The continued decline in U.S. public perception of China builds “on the dramatic uptick in negativity seen between 2018 and 2019” — two years in which bilateral relations were defined by the tariff war and American alarms on cybersecurity against such Chinese tech giants as Huawei Technologies.
And while Republicans remain more wary of China, negative views are also growing among Democrats. Some 62% of Democrats and Democratic leaners said they have an unfavorable opinion, up from 41% in 2017. Republicans and Republican leaners saying so increased to 72% from 56%.

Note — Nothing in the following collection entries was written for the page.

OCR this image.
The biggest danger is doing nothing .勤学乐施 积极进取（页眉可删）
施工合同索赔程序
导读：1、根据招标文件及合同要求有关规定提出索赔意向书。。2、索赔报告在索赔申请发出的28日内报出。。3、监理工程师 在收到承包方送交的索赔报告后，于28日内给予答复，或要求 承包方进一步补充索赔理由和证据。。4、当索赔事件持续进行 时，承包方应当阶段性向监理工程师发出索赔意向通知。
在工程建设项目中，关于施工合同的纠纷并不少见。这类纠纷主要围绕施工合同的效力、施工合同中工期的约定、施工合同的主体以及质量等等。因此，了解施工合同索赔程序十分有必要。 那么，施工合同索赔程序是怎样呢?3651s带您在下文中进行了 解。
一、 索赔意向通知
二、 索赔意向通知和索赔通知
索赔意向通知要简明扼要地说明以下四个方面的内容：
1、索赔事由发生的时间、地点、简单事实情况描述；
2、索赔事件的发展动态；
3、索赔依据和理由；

The increasingly bipartisan narrative of a Chinese threat has made its way into the 2020 campaign strategy of former Vice President Joe Biden, the presumptive Democratic presidential nominee once seen as relatively Beijing-friendly compared with the Trump administration.
“Trump rolled over for the Chinese,” a recent Biden campaign advertisement declared.
“Trump praised the Chinese 15 times in January and February as the coronavirus spread across the world,” said the ad, which ended with footage of Trump appearing at an event with Xi.
The ad, which has generated controversy in the U.S. for its perceived racist overtones, came as a counterblow to Trump.
The incumbent president has repeatedly accused Biden of going soft on Beijing and gone after his son Hunter, who had business dealings in China.
Trump’s reelection campaign “is preparing to launch a broad effort aimed at linking Joe Biden to China, after concluding that it would be more politically effective than defending or promoting Trump’s response to the coronavirus pandemic,” The Washington Post reported.